By Dr. Christopher Myers
Faculty Member, Humanities Program at American Public University
Communication is very important in life, and misunderstanding is so easy that it is up to us to frame our communication in a manner to avoid misunderstanding.
I went to college in Santa Cruz, California. One day I was talking to some of the brand-new freshman on campus, and one of the new students was telling me about her academic plans. Apparently, she did not know what she wanted to major in so she was going to focus on her general education. I said, “Oh, so you’re going to study the liberal arts?” She said, “Oh no, I’m a very conservative person!” I often wondered what she thought the “the liberal arts” were! While I’m sure she went onto a successful college career, this story illustrates the importance of communication and the proper use of context.
The invention of writing enabled the explosion of civilization in the history of humankind. The French philosopher Paul Ricoeur writes, “We need only remind ourselves of some of these tremendous achievements. To the possibility of transferring orders over long distances without serious distortions may be connected to the birth of political rule exercised by a distant state . . . To the fixation of rules for reckoning may be referred the birth of market relationships, therefore the birth of economics. To the constitution of archives, history. To the fixation of law as a standard of decisions, independent from the opinion of the concrete judge, the birth of the justice and juridical codes, etc.” (Interpretation Theory, Texas Christian University Press, p. 28).
I teach philosophy and religious studies, so I have an example of how writing can change the course of history. In the year 1054 the Western Church and the Eastern Church split (sometimes known as the Great Schism) over the words “and the Son.” This is known as the “filioque clause.” Basically, the Bishop of Rome and the Patriarch of Constantinople were arguing over the exact written formulation of the Nicene Creed. The Western Church wanted their formulation to read “the Holy Spirit proceeds from the Father and the Son” while the Eastern Church did not want to include the last clause because of theological reasons. The last straw seems to have been a gift of a silver platter from the Bishop of Rome to the Patriarch of Constantinople that included the inscribed text of the Nicene Creed with the phrase “and the Son.” The Bishop and the Patriarch excommunicated each other the split between the Roman Catholic Church and the Eastern Orthodox churches remains today.
The treaty that ended the war between the U.S. and Japan at the end of World War II included the stipulation that the Emperor of Japan would make a public announcement and put it in writing that he was actually not divine (a Shinto Kami deity). His communication — in words and in writing – led to the end of hostilities and created the foundation for the long and enduring alliance between our country and the people of Japan.

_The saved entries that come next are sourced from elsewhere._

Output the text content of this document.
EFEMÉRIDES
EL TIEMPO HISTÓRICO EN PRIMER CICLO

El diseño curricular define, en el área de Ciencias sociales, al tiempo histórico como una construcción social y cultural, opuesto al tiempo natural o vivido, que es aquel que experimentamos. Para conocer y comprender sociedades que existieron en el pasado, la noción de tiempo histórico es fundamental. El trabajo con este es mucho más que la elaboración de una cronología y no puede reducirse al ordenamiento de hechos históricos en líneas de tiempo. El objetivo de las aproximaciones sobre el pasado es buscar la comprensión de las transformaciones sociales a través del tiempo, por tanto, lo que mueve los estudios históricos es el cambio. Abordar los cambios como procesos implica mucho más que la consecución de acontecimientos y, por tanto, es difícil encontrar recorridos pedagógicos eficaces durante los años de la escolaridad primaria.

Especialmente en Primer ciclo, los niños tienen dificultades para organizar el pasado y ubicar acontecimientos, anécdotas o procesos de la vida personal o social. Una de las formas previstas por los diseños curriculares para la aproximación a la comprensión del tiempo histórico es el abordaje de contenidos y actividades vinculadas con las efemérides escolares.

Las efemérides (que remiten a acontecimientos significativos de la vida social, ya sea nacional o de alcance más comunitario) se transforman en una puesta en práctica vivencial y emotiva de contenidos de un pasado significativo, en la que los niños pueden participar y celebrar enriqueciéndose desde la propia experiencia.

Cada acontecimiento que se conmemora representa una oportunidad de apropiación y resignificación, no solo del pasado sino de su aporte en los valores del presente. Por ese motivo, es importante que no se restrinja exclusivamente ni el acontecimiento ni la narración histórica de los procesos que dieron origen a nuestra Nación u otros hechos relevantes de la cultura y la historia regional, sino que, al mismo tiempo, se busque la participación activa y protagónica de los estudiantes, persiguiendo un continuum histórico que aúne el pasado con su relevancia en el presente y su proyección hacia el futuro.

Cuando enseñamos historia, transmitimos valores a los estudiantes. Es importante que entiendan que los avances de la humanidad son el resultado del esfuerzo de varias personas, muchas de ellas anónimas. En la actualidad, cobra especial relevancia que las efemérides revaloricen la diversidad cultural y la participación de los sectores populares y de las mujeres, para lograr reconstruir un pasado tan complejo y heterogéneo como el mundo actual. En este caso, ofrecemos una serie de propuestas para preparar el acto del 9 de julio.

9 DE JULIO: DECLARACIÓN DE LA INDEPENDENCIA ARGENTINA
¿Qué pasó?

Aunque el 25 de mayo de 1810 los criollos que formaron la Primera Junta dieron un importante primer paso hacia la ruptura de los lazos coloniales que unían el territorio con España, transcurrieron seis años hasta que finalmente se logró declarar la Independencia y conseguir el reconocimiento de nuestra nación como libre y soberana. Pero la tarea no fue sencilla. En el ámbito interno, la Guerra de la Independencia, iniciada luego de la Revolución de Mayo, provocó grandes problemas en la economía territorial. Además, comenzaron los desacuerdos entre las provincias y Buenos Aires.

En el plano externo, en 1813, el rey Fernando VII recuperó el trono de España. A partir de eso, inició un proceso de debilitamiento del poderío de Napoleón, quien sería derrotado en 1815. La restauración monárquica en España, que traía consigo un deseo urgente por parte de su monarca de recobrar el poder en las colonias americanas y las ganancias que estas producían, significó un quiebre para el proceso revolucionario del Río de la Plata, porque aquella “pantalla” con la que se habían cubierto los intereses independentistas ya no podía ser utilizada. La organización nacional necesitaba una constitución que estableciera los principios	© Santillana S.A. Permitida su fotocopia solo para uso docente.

One of the major advantages of an education in the humanities is the ability to refine your writing skills. The opportunity for this in the online academic classroom is even greater than in the traditional, on-campus classroom. In the online environment, you will have the opportunity every week to put it in writing — and I highly recommend it! Remember – words are important!
About the Author:
Christopher Myers earned his Ph.D. from the University of Iowa in 2009. His dissertation was on philosophical hermeneutics, which is the science and the art of interpreting written texts. He has been published in several peer-reviewed academic journals and presented at a number of conferences. Before going to college, he was an entomologist with United States Air Force and is also an ordained minister with the United Methodist Church. He will be doing a presentation for The Asian Conference on Ethics, Religion & Philosophy at the end of March and will be publishing his paper in the conference journal. The title of his paper is: “Ricoeur’s dialectic of distanciation and appropriation in the asynchronous, online college classroom.”